Later that afternoon, Kitty walked Peachfuzz out of the police station. She was still crying and hanging onto Kitty as if unable to stand on her own. Seeing her this way humbled Kitty’s heart. Peachfuzz’s hair was oily and flat, her makeup smudged and streaked. Her bottom lip was swollen and a scrape on her chin had dried to a tough, rust-colored scab. Her T-shirt was torn in several places, the knees of her jeans spotted with dark, ground-in dirt.
     What the hell had happened to her?
     “What the hell happened to you?”
     Peachfuzz had curled up in the backseat. “I can’t ride up front now,” she’d insisted. Her knees were pulled up to her chest, her eyes closed. She’d finally stopped crying, but sucked up a sniffle every couple of minutes. Her guilt and shame were a third presence in the car.
     “I don’t want to talk about it,” she said.
     “Peach, I just spent a thousand dollars on your ass. Do you know what I had to do to get that money? I won’t go into it but it was a lot. I think you at least owe me an explanation.”
     “Where’d you get the money?”
     “I drained my savings account for some - so long rent money - and borrowed the rest from my mother.”
     “Oh shit. Your mother...”
     “Yeah. I know. See?”
     “Thanks, Kitty. I’ll pay you back. I promise.”
     “Damn straight you will. But first you’re gonna tell me what the fuck happened to you last night.”
     “I feel sick.”
     “Peachfuzz. Spill it.”
     Peachfuzz whooshed out a long, weighted sigh. “One of the customers tried to rape me.”
     “What? Where?”
     “At the Pink Lady. In the parking lot.”
     “You got into his car?”
     “...”
     “I said, you got into his car?”
     “Yeah, but...”
     “So you were turning tricks again. You got into a strange man’s car and he attacked you.”
     “Well, yeah but no...”
     “But nothing. What did I tell you? Didn’t I say how dangerous that was? To do that? You know how many psychos hang out at that place?”
     “Yeah, but he wasn’t a stranger. He was one of the regulars. Ray. He seemed like such a nice guy. Just a sweet, lonely guy.”
     “You know what? If I’d known you got busted for turning tricks I never would have bailed you out.”
     Peachfuzz started sobbing again.
     “Oh shut up.”

Friday, January 16, 2015

Quarantine



I run into my friend Tommy at Subway and ask him about our mutual friend, Gary, whose sorry-ass I haven’t seen in a while.

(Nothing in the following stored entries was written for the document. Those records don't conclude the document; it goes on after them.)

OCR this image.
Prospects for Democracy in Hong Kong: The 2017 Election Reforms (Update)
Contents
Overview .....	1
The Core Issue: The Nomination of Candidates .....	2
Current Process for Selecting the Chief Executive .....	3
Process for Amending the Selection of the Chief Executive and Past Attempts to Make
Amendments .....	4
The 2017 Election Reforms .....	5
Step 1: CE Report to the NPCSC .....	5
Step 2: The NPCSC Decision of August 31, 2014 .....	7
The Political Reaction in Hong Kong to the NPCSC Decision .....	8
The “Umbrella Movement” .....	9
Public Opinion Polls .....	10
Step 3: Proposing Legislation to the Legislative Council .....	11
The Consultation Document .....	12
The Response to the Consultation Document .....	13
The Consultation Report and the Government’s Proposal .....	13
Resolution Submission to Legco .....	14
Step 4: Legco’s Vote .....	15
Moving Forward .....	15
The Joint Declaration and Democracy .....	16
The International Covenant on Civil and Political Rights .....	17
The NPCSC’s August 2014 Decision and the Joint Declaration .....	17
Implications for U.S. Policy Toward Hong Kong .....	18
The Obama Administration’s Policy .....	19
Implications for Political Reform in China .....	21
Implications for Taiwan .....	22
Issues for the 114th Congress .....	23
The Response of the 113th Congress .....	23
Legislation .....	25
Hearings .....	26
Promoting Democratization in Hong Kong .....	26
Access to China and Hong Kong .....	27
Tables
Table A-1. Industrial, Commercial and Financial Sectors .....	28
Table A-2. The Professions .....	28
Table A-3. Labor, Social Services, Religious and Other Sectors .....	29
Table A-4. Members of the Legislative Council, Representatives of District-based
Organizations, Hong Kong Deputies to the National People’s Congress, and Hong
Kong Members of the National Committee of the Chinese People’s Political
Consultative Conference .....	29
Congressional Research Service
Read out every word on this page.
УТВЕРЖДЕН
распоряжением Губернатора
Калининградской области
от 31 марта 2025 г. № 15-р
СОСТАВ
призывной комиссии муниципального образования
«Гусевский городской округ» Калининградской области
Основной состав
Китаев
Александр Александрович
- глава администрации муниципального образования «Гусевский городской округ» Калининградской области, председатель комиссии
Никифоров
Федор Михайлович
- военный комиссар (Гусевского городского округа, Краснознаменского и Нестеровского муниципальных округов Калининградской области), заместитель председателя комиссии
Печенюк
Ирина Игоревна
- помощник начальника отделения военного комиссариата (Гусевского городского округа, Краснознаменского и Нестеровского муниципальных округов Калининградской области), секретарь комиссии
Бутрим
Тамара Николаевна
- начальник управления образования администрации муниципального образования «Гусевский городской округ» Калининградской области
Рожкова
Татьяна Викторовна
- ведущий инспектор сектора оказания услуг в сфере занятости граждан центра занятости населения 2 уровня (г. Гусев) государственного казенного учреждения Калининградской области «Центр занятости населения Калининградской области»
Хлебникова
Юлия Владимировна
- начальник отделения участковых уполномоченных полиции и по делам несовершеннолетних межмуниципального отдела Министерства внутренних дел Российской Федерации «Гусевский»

“Where’s he been lately?” I ask. “Homeless?”


“Didn’t you hear? He’s in the hospital, under quarantine.”


“Quarantine? Really? What for?”


“I dunno. Something he picked up in a swamp, I think.”


“Is it serious?”


Tommy shrugs. “It must be for them to isolate him like that.”


Tommy’s wife Janice comes out of the bathroom holding their one-year-old son, Jeremy, whose shrill screams echo around the restaurant. 

“Thomas!” Janice says. “Come on, let’s go!” She marches toward the exit with the squealing baby.


Tommy puts his hand on the side of his mouth, leans toward me and mutters, “Wish I could catch whatever Gary has. I could use a little isolation myself.”


“Ain’t that the truth,” I say only because it’s expected of me.    


“Thomas! Now!” Janice yells. 


I want to wish him good luck but don’t want to get him into any more hot water with the missus.